No dia 22 de
abril de 1973, Carlos Droguett, em Santiago, inicia um romance, Matar a los
viejos que, talvez, diz Mauricio Ostria González em artigo publicado na
revista Alpha (Osorno, 1995) tenha querido ser um testemunho do
processo político vivido pelo Chile no Governo da Unidade Popular. Mas o golpe
do dia 11 de setembro daquele ano fez com que o romance se tornasse, então,
conforme palavras do ensaísta chileno, homenagem
e elegia ao povo sacrificado e, simultaneamente, vitupério e diatribe contra os
generais golpistas e seus sequazes.
Em
maio de 1980, em Paris, a obra ficaria concluída, porém só em abril de 2001
será publicada pela LOM de Santiago, o que foi considerado por um crítico
chileno ato de valentia, pois, nesses anos que transcorreram, nenhuma editora
aceitou publicar uma obra em cuja
dedicatória a Salvador Allende, constava, com todas as letras, os nomes de seus
assassinos. Mas, como leões mortos são leões inofensivos, a obra, agora é
publicada, cinco anos após o desaparecimento de seu autor, na Suíça, onde
vivera exilado após o golpe militar do Chile, em 1973. E com todas as letras
que ele escrevera. São quatrocentas e quarenta e sete páginas em corpo de letra
muito pequeno, divididas em vinte e cinco capítulos, cujas primeiras palavras
constituem os seus títulos. Uma narrativa complexa, no melhor estilo de Carlos
Droguett – testemunho e profecia – feita de muitas histórias que aparecem imprecisas
e truncadas, alheias à cronologia e que pretendem não deixar perecer, no
olvido, os sofrimentos e as mortes que fizeram a História do Chile no período
negro, instaurado no dia 11 de setembro de 1973.
O
seu assunto, dir-se-ia, muito simples: em Santiago, os velhos são condenados à
morte. Um cadafalso é armado às margens do rio e recebe, cada dia, um punhado
daqueles que, de algum modo, foram cúmplices das injustiças que fizeram sofrer
os pobres do Chile.

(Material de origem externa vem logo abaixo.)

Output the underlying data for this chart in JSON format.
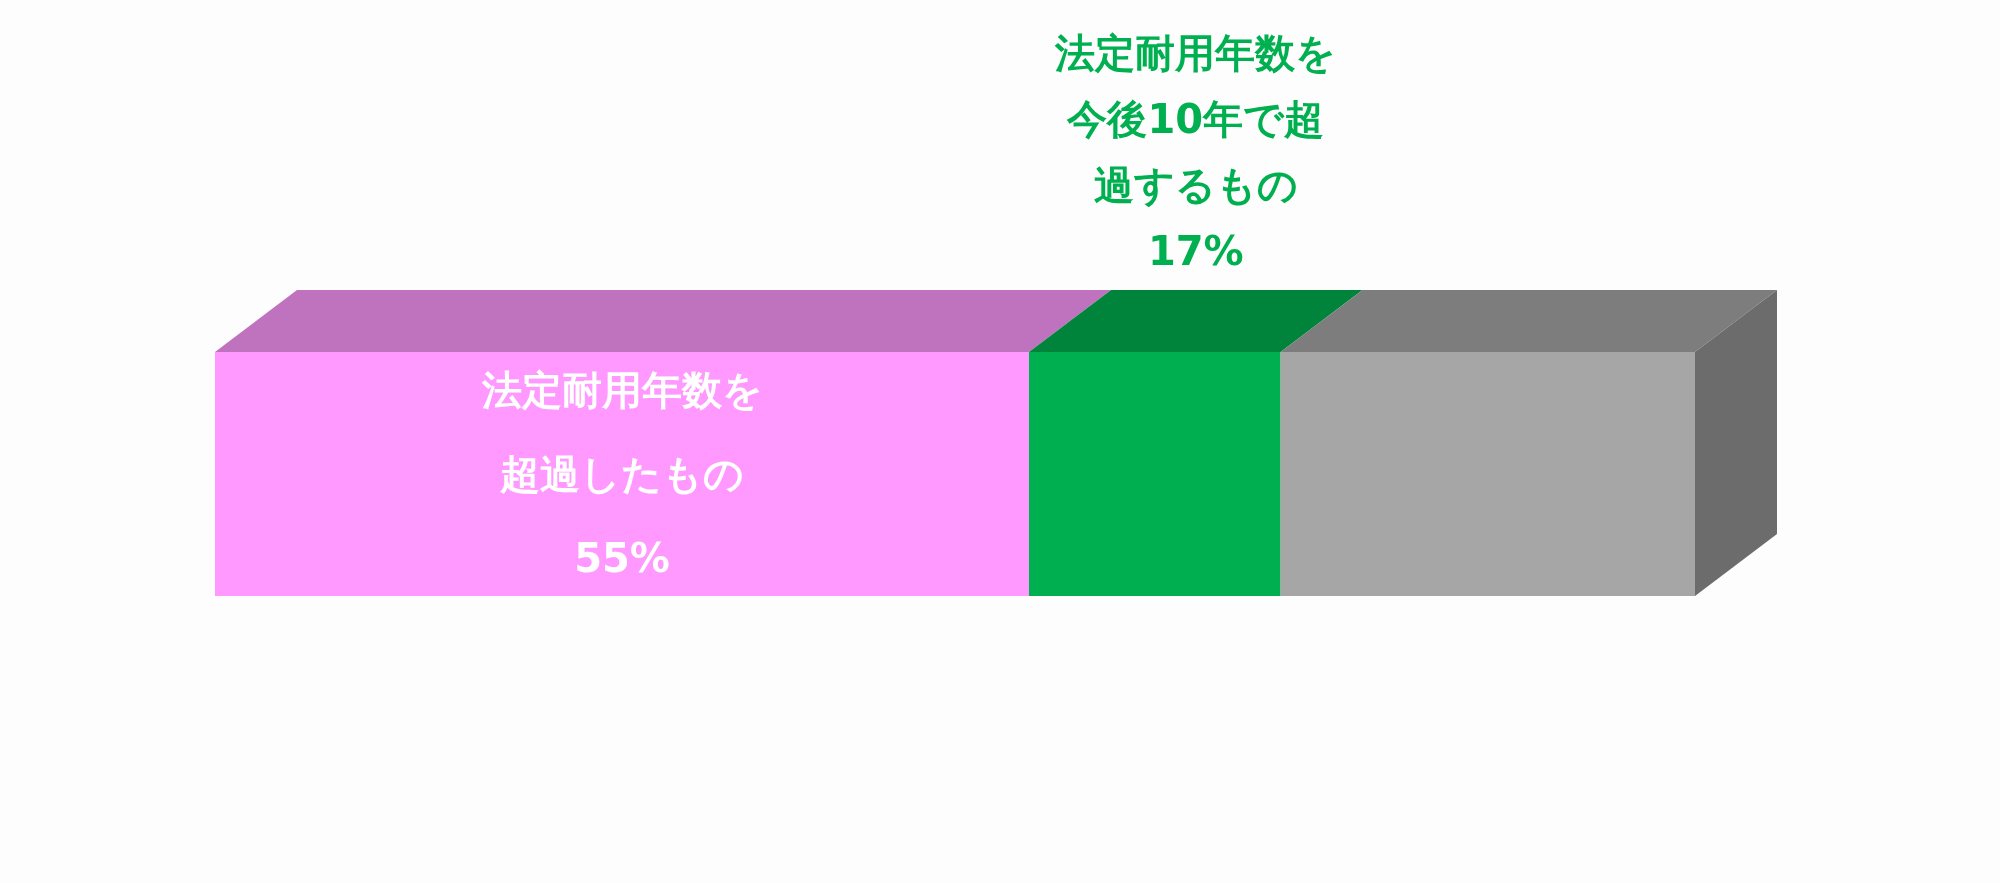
{
  "chart_data": {
    "type": "bar",
    "orientation": "horizontal",
    "stacked": true,
    "categories": [
      null
    ],
    "xlim": [
      0,
      100
    ],
    "series": [
      {
        "name": "法定耐用年数を超過したもの",
        "color": "#ff99ff",
        "values": [
          55
        ],
        "value_labels": [
          "55%"
        ]
      },
      {
        "name": "法定耐用年数を今後10年で超過するもの",
        "color": "#00b050",
        "values": [
          17
        ],
        "value_labels": [
          "17%"
        ]
      },
      {
        "color": "#a6a6a6",
        "values": [
          28
        ]
      }
    ]
  }
}
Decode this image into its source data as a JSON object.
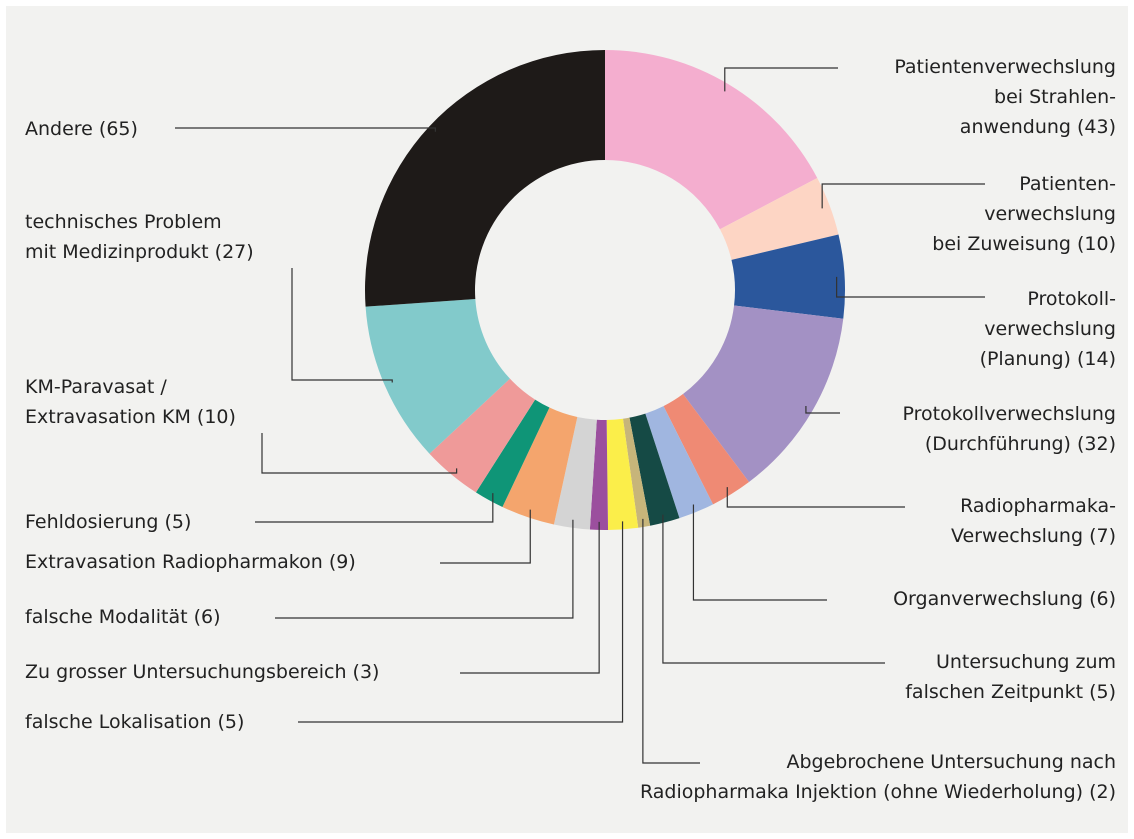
{
  "chart_data": {
    "type": "donut",
    "categories": [
      "Patientenverwechslung\nbei Strahlen-\nanwendung (43)",
      "Patienten-\nverwechslung\nbei Zuweisung (10)",
      "Protokoll-\nverwechslung\n(Planung) (14)",
      "Protokollverwechslung\n(Durchführung) (32)",
      "Radiopharmaka-\nVerwechslung (7)",
      "Organverwechslung (6)",
      "Untersuchung zum\nfalschen Zeitpunkt (5)",
      "Abgebrochene Untersuchung nach\nRadiopharmaka Injektion (ohne Wiederholung) (2)",
      "falsche Lokalisation (5)",
      "Zu grosser Untersuchungsbereich (3)",
      "falsche Modalität (6)",
      "Extravasation Radiopharmakon (9)",
      "Fehldosierung (5)",
      "KM-Paravasat /\nExtravasation KM (10)",
      "technisches Problem\nmit Medizinprodukt (27)",
      "Andere (65)"
    ],
    "values": [
      43,
      10,
      14,
      32,
      7,
      6,
      5,
      2,
      5,
      3,
      6,
      9,
      5,
      10,
      27,
      65
    ],
    "colors": [
      "#f4aecf",
      "#fdd5c4",
      "#2b579c",
      "#a391c4",
      "#ef8a74",
      "#a0b6e0",
      "#154a45",
      "#c7b57a",
      "#fbee4a",
      "#9b4f9e",
      "#d4d4d4",
      "#f4a56d",
      "#0f9577",
      "#ef9a99",
      "#82cacb",
      "#1e1a18"
    ]
  }
}
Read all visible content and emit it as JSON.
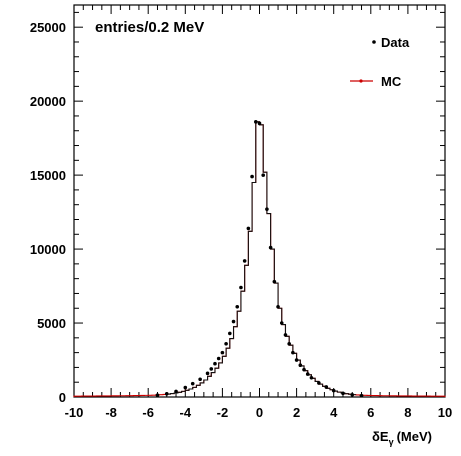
{
  "chart_data": {
    "type": "line",
    "title": "",
    "annotation": "entries/0.2 MeV",
    "xlabel_main": "δE",
    "xlabel_sub": "γ",
    "xlabel_unit": "(MeV)",
    "xlim": [
      -10,
      10
    ],
    "ylim": [
      0,
      26500
    ],
    "x_ticks": [
      -10,
      -8,
      -6,
      -4,
      -2,
      0,
      2,
      4,
      6,
      8,
      10
    ],
    "y_ticks": [
      0,
      5000,
      10000,
      15000,
      20000,
      25000
    ],
    "x_tick_labels": [
      "-10",
      "-8",
      "-6",
      "-4",
      "-2",
      "0",
      "2",
      "4",
      "6",
      "8",
      "10"
    ],
    "y_tick_labels": [
      "0",
      "5000",
      "10000",
      "15000",
      "20000",
      "25000"
    ],
    "grid": false,
    "legend": {
      "placement": "top-right",
      "entries": [
        {
          "label": "Data",
          "marker": "dot",
          "color": "#000000"
        },
        {
          "label": "MC",
          "marker": "line",
          "color": "#cc0000"
        }
      ]
    },
    "series": [
      {
        "name": "Data",
        "style": "points",
        "color": "#000000",
        "x": [
          -5.5,
          -5.0,
          -4.5,
          -4.0,
          -3.6,
          -3.2,
          -2.8,
          -2.6,
          -2.4,
          -2.2,
          -2.0,
          -1.8,
          -1.6,
          -1.4,
          -1.2,
          -1.0,
          -0.8,
          -0.6,
          -0.4,
          -0.2,
          0.0,
          0.2,
          0.4,
          0.6,
          0.8,
          1.0,
          1.2,
          1.4,
          1.6,
          1.8,
          2.0,
          2.2,
          2.4,
          2.6,
          2.8,
          3.2,
          3.6,
          4.0,
          4.5,
          5.0,
          5.5
        ],
        "y": [
          120,
          220,
          380,
          640,
          900,
          1200,
          1600,
          1900,
          2250,
          2600,
          3000,
          3600,
          4300,
          5100,
          6100,
          7400,
          9200,
          11400,
          14900,
          18600,
          18500,
          15000,
          12700,
          10100,
          7800,
          6100,
          5000,
          4200,
          3600,
          3000,
          2500,
          2150,
          1850,
          1550,
          1300,
          950,
          680,
          430,
          250,
          150,
          90
        ]
      },
      {
        "name": "MC",
        "style": "step",
        "color": "#cc0000",
        "x": [
          -10.0,
          -9.8,
          -9.6,
          -9.4,
          -9.2,
          -9.0,
          -8.8,
          -8.6,
          -8.4,
          -8.2,
          -8.0,
          -7.8,
          -7.6,
          -7.4,
          -7.2,
          -7.0,
          -6.8,
          -6.6,
          -6.4,
          -6.2,
          -6.0,
          -5.8,
          -5.6,
          -5.4,
          -5.2,
          -5.0,
          -4.8,
          -4.6,
          -4.4,
          -4.2,
          -4.0,
          -3.8,
          -3.6,
          -3.4,
          -3.2,
          -3.0,
          -2.8,
          -2.6,
          -2.4,
          -2.2,
          -2.0,
          -1.8,
          -1.6,
          -1.4,
          -1.2,
          -1.0,
          -0.8,
          -0.6,
          -0.4,
          -0.2,
          0.0,
          0.2,
          0.4,
          0.6,
          0.8,
          1.0,
          1.2,
          1.4,
          1.6,
          1.8,
          2.0,
          2.2,
          2.4,
          2.6,
          2.8,
          3.0,
          3.2,
          3.4,
          3.6,
          3.8,
          4.0,
          4.2,
          4.4,
          4.6,
          4.8,
          5.0,
          5.2,
          5.4,
          5.6,
          5.8,
          6.0,
          6.2,
          6.4,
          6.6,
          6.8,
          7.0,
          7.2,
          7.4,
          7.6,
          7.8,
          8.0,
          8.2,
          8.4,
          8.6,
          8.8,
          9.0,
          9.2,
          9.4,
          9.6,
          9.8
        ],
        "y": [
          55,
          55,
          60,
          60,
          65,
          65,
          70,
          70,
          75,
          75,
          80,
          80,
          85,
          85,
          90,
          90,
          95,
          100,
          105,
          110,
          115,
          125,
          140,
          155,
          175,
          200,
          230,
          270,
          320,
          380,
          450,
          540,
          650,
          790,
          950,
          1150,
          1400,
          1650,
          1950,
          2300,
          2750,
          3300,
          3950,
          4750,
          5800,
          7150,
          8900,
          11200,
          14500,
          18600,
          18400,
          15200,
          12400,
          10000,
          7700,
          6000,
          4900,
          4100,
          3500,
          2950,
          2500,
          2100,
          1780,
          1500,
          1260,
          1050,
          870,
          720,
          590,
          490,
          400,
          330,
          270,
          225,
          190,
          160,
          140,
          125,
          115,
          105,
          100,
          95,
          90,
          85,
          85,
          80,
          80,
          75,
          75,
          70,
          70,
          65,
          65,
          60,
          60,
          60,
          55,
          55,
          55,
          55
        ]
      }
    ]
  }
}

São arrebanhados por uma implacável caminhonete que os
conduz ao local, onde guardas chegam para disparar e deixar que seus corpos
caiam na correnteza: velhos autênticos,
bem vestidos e com suas digestões perfeitas, velhos elegantes[..]. Jamais
velhos pobres, o que parece normal, porque entre eles, os que não morriam de
tuberculose nas planícies do sul, eram eliminados, a pauladas, nas minas de
salitre e de carvão, nas estepes do Estreito de Magalhães, nos portos e nas
ruas conforme era necessário à política do momento.
E,
assim, a cidade vai ficando liberta dos velhos que a tinham minado desde 1500, povoando-a
por todos os lados, no comércio, na
indústria, nos bancos, na aduana, nas igrejas, nos teatros, nos trens, nos
aviões, nos ônibus [..], possuídos pelo vício,
o incenso e o aroma do cinismo. Ameaçados pela justiça e pela vingança dos
anjos exterminadores, tentam fugir, tentam se esconder nos lenocínios ou nas sacristias,
se fantasiam de velhas ou de leprosos intocáveis; buscam dissimular-se
atrás de máscaras, mas nada impede que sejam apanhados. Há o jornalista, explorado, às vezes, free-lancer outras, depois alcaiote da polícia política e
delator[...]; há o privilegiado,
o intocável que sempre saiu premiado
e indene dos atropelos, das catástrofes, das matanças, sempre com vida, com muita vida, sempre com dinheiro,
com muito dinheiro; há aqueles
que apenas queriam subir na vida e que, na sua inércia e na sua indiferença providencial tinham participado
anonimamente, lustros depois, no assassinato, por exemplo, da bonita Ramona
Parra, 21 anos, solteira, operária de uma fábrica de tecidos, baleada sem nojo e sem escrúpulos por um
tenente [...]. Causadores de sofrimentos, eles vão sendo executados e com o
seu desaparecimento, desaparece, também a pobreza.
Esperança
utópica que se depreende de um texto cruel na repetida constatação das maldades
e vilanias e falsidades do ser humano na sua busca inescrupulosa da riqueza e
do poder. Bela esperança e, certamente,vã ao acreditar ainda – e então o
título do romance passa a ter o seu exato sentido – que nos jovens poderá estar
a salvação. Se os anos não os conspurcassem. Talvez.